20.7.15

O cavalinho à chuva

The Durutti Column, “Black Horses”, in https://www.youtube.com/watch?v=tRHhrUCEfXQ
(Conto pré-adolescente)
Em noites de inverna, a menina ia à janela para ver como medonho estava o tempo. Gostava de ver os arrojos de chuva esmagando-se na janela que a protegia e o vento que descompunha as árvores numa dança desordenada.

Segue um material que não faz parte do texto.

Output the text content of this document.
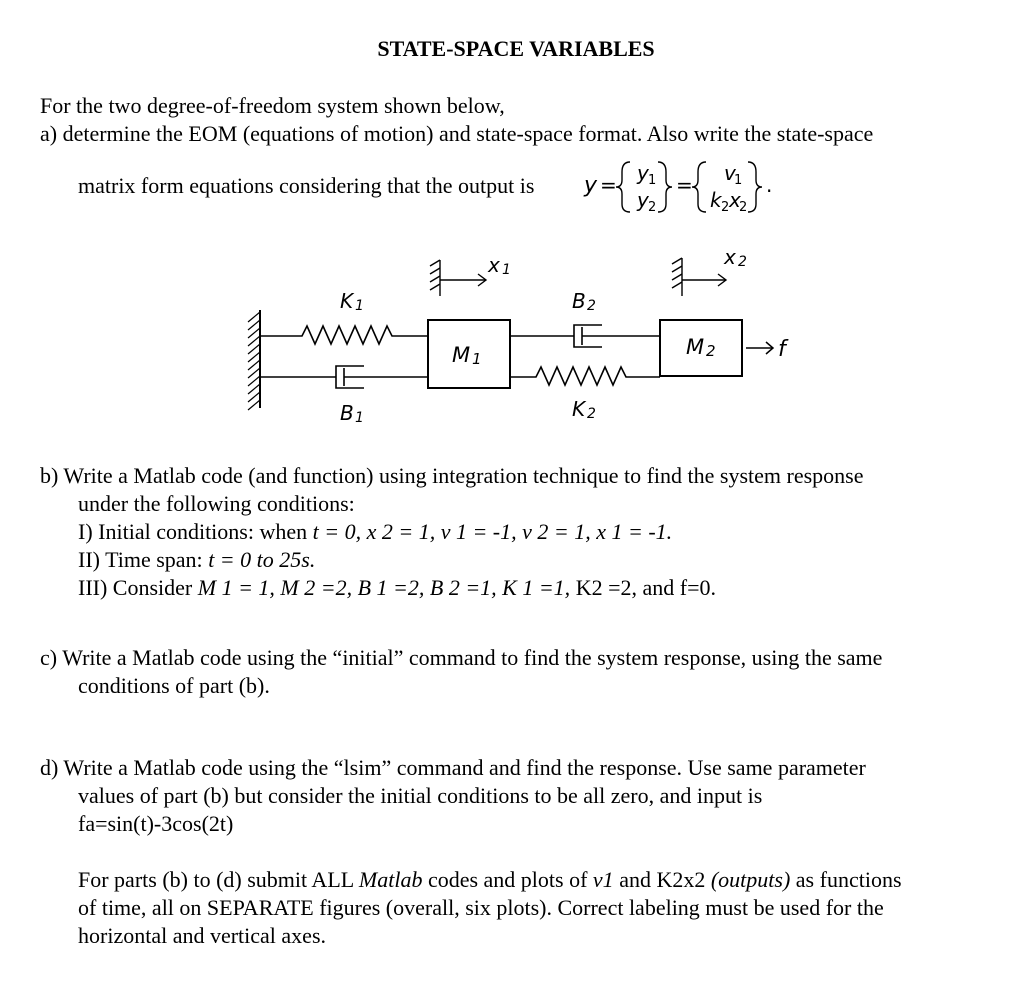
STATE-SPACE VARIABLES
For the two degree-of-freedom system shown below,
a) determine the EOM (equations of motion) and state-space format. Also write the state-space
matrix form equations considering that the output is y = y 1
y 2
= v
1
k 2 x
2
.
M 1	M 2	f
x 1
x 2
K 1
B 1
B 2
K 2
b) Write a Matlab code (and function) using integration technique to find the system response
under the following conditions:
I) Initial conditions: when t = 0, x 2 = 1, v 1 = -1, v 2 = 1, x 1 = -1.
II) Time span: t = 0 to 25s.
III) Consider M 1 = 1, M 2 =2, B 1 =2, B 2 =1, K 1 =1, K2 =2, and f=0.
c) Write a Matlab code using the “initial” command to find the system response, using the same
conditions of part (b).
d) Write a Matlab code using the “lsim” command and find the response. Use same parameter
values of part (b) but consider the initial conditions to be all zero, and input is
fa=sin(t)-3cos(2t)
For parts (b) to (d) submit ALL Matlab codes and plots of v1 and K2x2 (outputs) as functions
of time, all on SEPARATE figures (overall, six plots). Correct labeling must be used for the
horizontal and vertical axes.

Uma noite, já a menina se aprontara para a cama, espreitou à janela, antes de correr as persianas. Estava uma noite de tempestade. O vento, de frente contra a janela empurrava a chuva com tanta força que o vidro se embaciava por fora, toldando a visão. Ao longe, mesmo no fim da rua, viu o que parecia um pequeno cavalo sem medo da tempestade. O cavalo ia a trote lento, recebia a chuva tempestuosa no dorso. A menina esfregou o vidro com a mão, julgando que era do lado de dentro que estava embaciado. Mas não era. Com tantas gotas grossas de chuva a esmagarem-se contra o vidro, não podia fazer nada para ver melhor lá para fora.
No intervalo de duas furiosas chibatadas de vento, viu o cavalo mais ao perto. Ele deslocara-se do fim da rua na direção da sua casa. O corajoso cavalo era ainda jovem, pouco maior era que um potro. Castanho claro, quase cor de caramelo. Julgando estar a ver mal, a menina entreabriu a janela. Depressa a fechou, pois o vento voltara a silvar a fúria de um deus destemperado e a chuva depressa molhou a parte do rosto que conseguiu espreitar por fora da janela. Nessa altura, o cavalo desapareceu. Dir-se-ia que se dissolveu na intempérie, tão depressa deixou de constar da rua.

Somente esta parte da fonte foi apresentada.